Jamais en 'affaires' avec Djouhri
Arrêté à Londres et en attente d'une éventuelle extradition vers la France, cet autre intermédiaire avec la Libye est au coeur de l'enquête, à travers notamment une opération en 2008 qui aurait pu dissimuler des détournements de fonds libyens.
"Je n'ai jamais été en relation 'd'affaires'" avec Alexandre Djouhri, balaie Nicolas Sarkozy qui dit le connaître depuis 2006, alors que M. Guéant évoque à son propos une "vieille connaissance".
Fait troublant, un RIB au nom du couple Guéant a été retrouvé au domicile genevois de Djouhri.
- Pour "envoyer des fonds?, questionnent les juges.
- Nicolas Sarkozy: "Le mieux est de poser la question aux intéressés".

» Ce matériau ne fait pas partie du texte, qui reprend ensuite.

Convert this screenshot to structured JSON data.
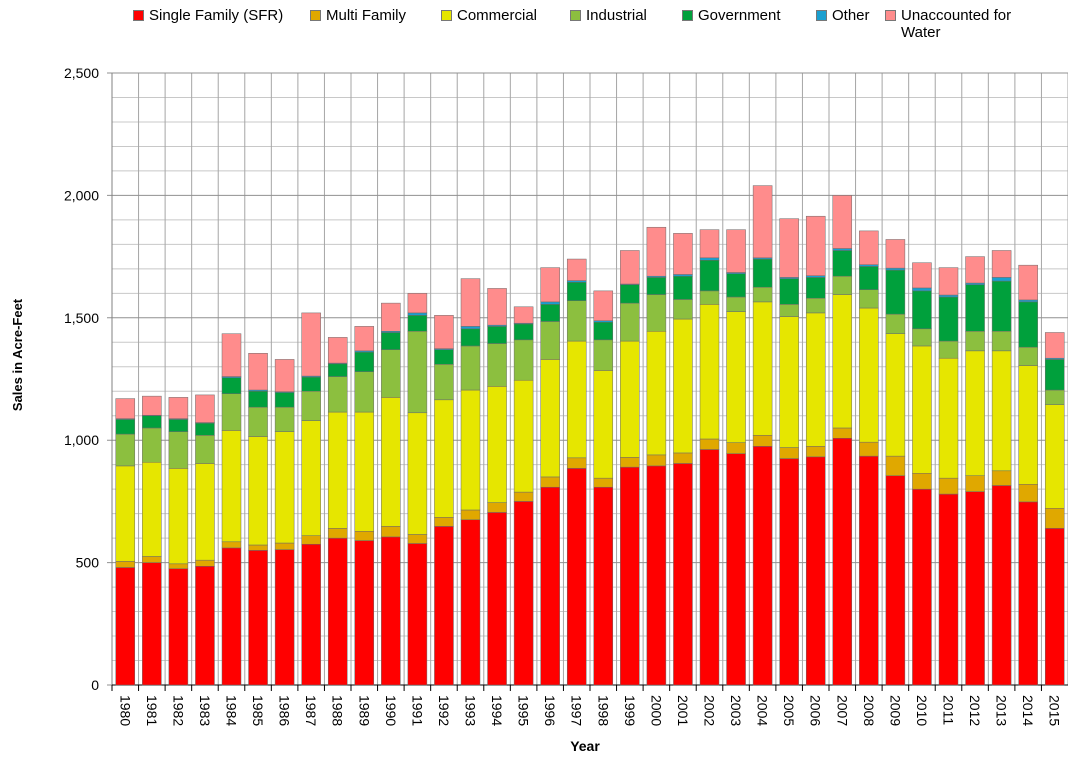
{
  "chart_data": {
    "type": "stacked_bar",
    "x_label": "Year",
    "y_label": "Sales in Acre-Feet",
    "categories": [
      "1980",
      "1981",
      "1982",
      "1983",
      "1984",
      "1985",
      "1986",
      "1987",
      "1988",
      "1989",
      "1990",
      "1991",
      "1992",
      "1993",
      "1994",
      "1995",
      "1996",
      "1997",
      "1998",
      "1999",
      "2000",
      "2001",
      "2002",
      "2003",
      "2004",
      "2005",
      "2006",
      "2007",
      "2008",
      "2009",
      "2010",
      "2011",
      "2012",
      "2013",
      "2014",
      "2015"
    ],
    "series": [
      {
        "name": "Single Family (SFR)",
        "color": "#ff0000",
        "values": [
          480,
          500,
          475,
          485,
          560,
          550,
          553,
          575,
          600,
          590,
          605,
          578,
          648,
          675,
          705,
          750,
          808,
          885,
          808,
          890,
          895,
          905,
          962,
          945,
          975,
          925,
          932,
          1008,
          935,
          855,
          800,
          780,
          790,
          815,
          748,
          640
        ]
      },
      {
        "name": "Multi Family",
        "color": "#e0a800",
        "values": [
          25,
          25,
          20,
          25,
          25,
          22,
          27,
          35,
          40,
          38,
          43,
          37,
          37,
          40,
          40,
          38,
          42,
          43,
          37,
          40,
          45,
          43,
          43,
          45,
          45,
          45,
          43,
          42,
          57,
          80,
          65,
          65,
          65,
          60,
          72,
          82
        ]
      },
      {
        "name": "Commercial",
        "color": "#e6e600",
        "values": [
          390,
          385,
          390,
          395,
          455,
          443,
          455,
          470,
          475,
          487,
          527,
          497,
          480,
          490,
          475,
          457,
          480,
          477,
          440,
          475,
          505,
          547,
          550,
          535,
          545,
          535,
          545,
          545,
          548,
          500,
          520,
          490,
          510,
          490,
          485,
          423
        ]
      },
      {
        "name": "Industrial",
        "color": "#8cbf3f",
        "values": [
          130,
          140,
          150,
          115,
          150,
          120,
          100,
          120,
          145,
          165,
          195,
          333,
          145,
          180,
          175,
          165,
          155,
          165,
          125,
          155,
          150,
          80,
          55,
          60,
          60,
          50,
          60,
          75,
          75,
          80,
          70,
          70,
          80,
          80,
          75,
          60
        ]
      },
      {
        "name": "Government",
        "color": "#00a03c",
        "values": [
          60,
          50,
          50,
          50,
          65,
          65,
          60,
          58,
          52,
          80,
          70,
          65,
          60,
          70,
          70,
          65,
          70,
          75,
          72,
          75,
          70,
          95,
          125,
          95,
          115,
          105,
          85,
          105,
          95,
          180,
          155,
          180,
          190,
          205,
          185,
          125
        ]
      },
      {
        "name": "Other",
        "color": "#1a9fd0",
        "values": [
          3,
          2,
          3,
          2,
          5,
          5,
          3,
          4,
          3,
          5,
          5,
          10,
          4,
          10,
          5,
          3,
          10,
          7,
          6,
          3,
          5,
          7,
          10,
          5,
          5,
          5,
          7,
          8,
          7,
          8,
          12,
          8,
          7,
          15,
          8,
          5
        ]
      },
      {
        "name": "Unaccounted for Water",
        "color": "#ff8c8c",
        "values": [
          82,
          78,
          87,
          113,
          175,
          150,
          132,
          258,
          105,
          100,
          115,
          80,
          136,
          195,
          150,
          67,
          140,
          88,
          122,
          137,
          200,
          168,
          115,
          175,
          295,
          240,
          243,
          217,
          138,
          117,
          103,
          112,
          108,
          110,
          142,
          105
        ]
      }
    ],
    "ylim": [
      0,
      2500
    ],
    "yticks": [
      0,
      500,
      {
        "value": 1000,
        "label": "1,000"
      },
      {
        "value": 1500,
        "label": "1,500"
      },
      {
        "value": 2000,
        "label": "2,000"
      },
      {
        "value": 2500,
        "label": "2,500"
      }
    ],
    "minor_yticks": [
      100,
      200,
      300,
      400,
      600,
      700,
      800,
      900,
      1100,
      1200,
      1300,
      1400,
      1600,
      1700,
      1800,
      1900,
      2100,
      2200,
      2300,
      2400
    ],
    "grid": true
  }
}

Bachir Saleh et son exfiltration
Dans l'entre-deux-tours de la présidentielle en mai 2012, Bachir Saleh est exfiltré de France alors qu'il est recherché par Interpol. "Quelqu'un a-t-il dit que j'avais demandé (...) cette exfiltration? Bien sûr que non!", se défend M. Sarkozy. Mais pour les juges, il est "difficilement concevable" qu'il n'ait pas été informé d'une opération "organisé(e)" par Claude Guéant, alors ministre de l'Intérieur, et le patron du renseignement intérieur Bernard Squarcini.
Le site d'information Mediapart venait alors de publier une note attribuée à Moussa Koussa, ex-chef du renseignement extérieur libyen, et mentionnant un accord de financement de la campagne.
L'ancien président a de nouveau contesté son authenticité alors que la justice a, par deux fois, estimé que l'enquête ne permettait pas d'établir qu'il s'agissait d'un faux.